Sunday, May 31, 2015

The Oregon trails. With a surprise ending that is not dysentery.

I'm a slow and steady, consistent effort kind of person. I've never crammed for anything in my life. But I woke up with a sore throat two days before we were catching the three planes to our Oregon adventure. And desperate times call for lots of drugs. I crammed all the fruits, vegetables, proteins, vitamin C, zinc, Mucinex, tumeric and medicinal tea I could find into my body and hoped for the best. It worked because by Saturday morning I was fine.
We flew into Medford, OR on Saturday night, picked up our rental car and checked in at our hotel, the Holiday Inn Express in Grants Pass, where they informed us that they serve complimentary pancakes from 6-10pm every night! What more could you ask for in a hotel? We ate dinner at The Haul gastropub. I'm not really sure what a gastropub is, but the building was really cool, the food was decent and if you're in the market for some pigs feet (because who isn't these days?), you can buy them there for $3.
Sunday we went to Oregon Caves National Monument, a marble cave system in the Siskiyou Mountains. It was discovered by Elijah Davidson in 1874. Well, actually it was discovered by his dog Bruno, who chased a bear into the cave, and Elijah followed. You just never know what you're going to find when you go bear hunting. President Taft made the caves a national monument in 1909. Now it's a pretty sweet set-up, with cave tours, a visitors center, café, giftshop and lodging at the Oregon Caves Chateau. We did the 90 minute general cave tour (you're not allowed in the caves without a guide and they don't let you bring any backpacks, purses or food in there). It was warm at the park but the temperature in the caves was only about 44 degrees. It was really neat to walk around in there. My favorite room was the one that looked like it was covered in jellyfish. After the tour, Pete and I walked the No Name Trail, a short little loop that goes into the Siskiyou National Forest.

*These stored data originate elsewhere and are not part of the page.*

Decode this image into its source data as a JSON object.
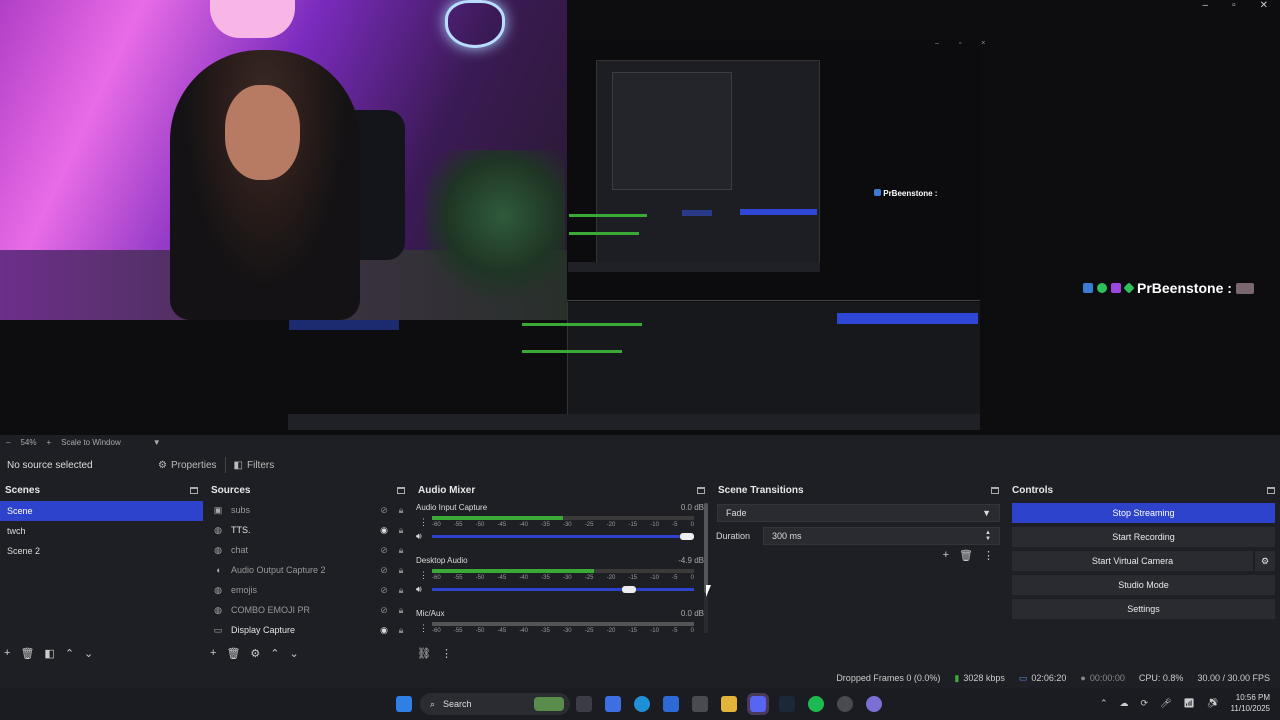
{
  "preview": {
    "chat_name_big": "PrBeenstone :",
    "chat_name_small": "PrBeenstone :",
    "mini_win_controls": "– ▫ ×",
    "window_controls": [
      "–",
      "▫",
      "✕"
    ]
  },
  "zoom_row": {
    "zoom": "54%",
    "scale_mode": "Scale to Window"
  },
  "source_toolbar": {
    "no_source": "No source selected",
    "properties": "Properties",
    "filters": "Filters"
  },
  "scenes": {
    "title": "Scenes",
    "items": [
      {
        "label": "Scene",
        "selected": true
      },
      {
        "label": "twch",
        "selected": false
      },
      {
        "label": "Scene 2",
        "selected": false
      }
    ]
  },
  "sources": {
    "title": "Sources",
    "items": [
      {
        "label": "subs",
        "icon": "image-icon",
        "visible": false
      },
      {
        "label": "TTS.",
        "icon": "globe-icon",
        "visible": true
      },
      {
        "label": "chat",
        "icon": "globe-icon",
        "visible": false
      },
      {
        "label": "Audio Output Capture 2",
        "icon": "speaker-icon",
        "visible": false
      },
      {
        "label": "emojis",
        "icon": "globe-icon",
        "visible": false
      },
      {
        "label": "COMBO EMOJI PR",
        "icon": "globe-icon",
        "visible": false
      },
      {
        "label": "Display Capture",
        "icon": "monitor-icon",
        "visible": true
      }
    ]
  },
  "mixer": {
    "title": "Audio Mixer",
    "scale": [
      "-60",
      "-55",
      "-50",
      "-45",
      "-40",
      "-35",
      "-30",
      "-25",
      "-20",
      "-15",
      "-10",
      "-5",
      "0"
    ],
    "channels": [
      {
        "name": "Audio Input Capture",
        "db": "0.0 dB",
        "level": 0.5,
        "volume": 1.0
      },
      {
        "name": "Desktop Audio",
        "db": "-4.9 dB",
        "level": 0.62,
        "volume": 0.78
      },
      {
        "name": "Mic/Aux",
        "db": "0.0 dB",
        "level": 0.0,
        "volume": 1.0
      }
    ]
  },
  "transitions": {
    "title": "Scene Transitions",
    "selected": "Fade",
    "duration_label": "Duration",
    "duration_value": "300 ms"
  },
  "controls": {
    "title": "Controls",
    "buttons": [
      "Stop Streaming",
      "Start Recording",
      "Start Virtual Camera",
      "Studio Mode",
      "Settings"
    ]
  },
  "status": {
    "dropped": "Dropped Frames 0 (0.0%)",
    "bitrate": "3028 kbps",
    "stream_time": "02:06:20",
    "rec_time": "00:00:00",
    "cpu": "CPU: 0.8%",
    "fps": "30.00 / 30.00 FPS"
  },
  "taskbar": {
    "search": "Search",
    "time": "10:56 PM",
    "date": "11/10/2025"
  },
  "colors": {
    "accent": "#2e43cc",
    "meter_green": "#3aa935",
    "meter_yellow": "#c7a226",
    "meter_red": "#b8242b"
  }
}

Monday we embarked on our 3 day running adventure on the Rogue River Trail with Orange Torpedo Trips! OTT has been leading rafting trips since 1969 and 5 years ago they also added raft-supported hiking and running trips. Our guides, Mike and Stich, were both very experienced rafters who have been around almost since the company's inception. Needless to say, we were in good hands. Sunday night I was pretty nervous. I was worried about being slow and holding back the rest of the group. But as it turned out, Pete and I were the only runners and most of the time we had the trails all to ourselves. Rounding out our group was a retired couple from Washington who planned to hike some of the trails and raft other sections. We also met up with some self-supported hikers and a hiking group from another rafting tour company at the lodges. Let me tell you, raft supported running is the best! Pete and I ran the whole 42 miles over the 3 days, but there were plenty of places each day to meet the raft and get a ride if you didn't want to run or hike the whole way.
On Monday at 10am, we met at Orange Torpedo's shop in Merlin, OR and packed our stuff in the dry bags they gave us. Then the van drove us to the start at Grave Creek, which is an ominous sounding trailhead. It starts uphill too. The first day was the shortest at about 10 miles, but it was supposed to be the most difficult because of the steep uphills and downhills. I think my perception of hills may be skewed because I didn't think it was too bad. The hardest part of this day for me was that we didn't start running until 11:30 and it was already pretty warm by then. The trails were beautiful singletrack, with gorgeous views of the river and canyon. We met the raft about 4 miles in and Mike and Stich had lunch all set up for us, then we ran to Black Bar Lodge, where we spent the night.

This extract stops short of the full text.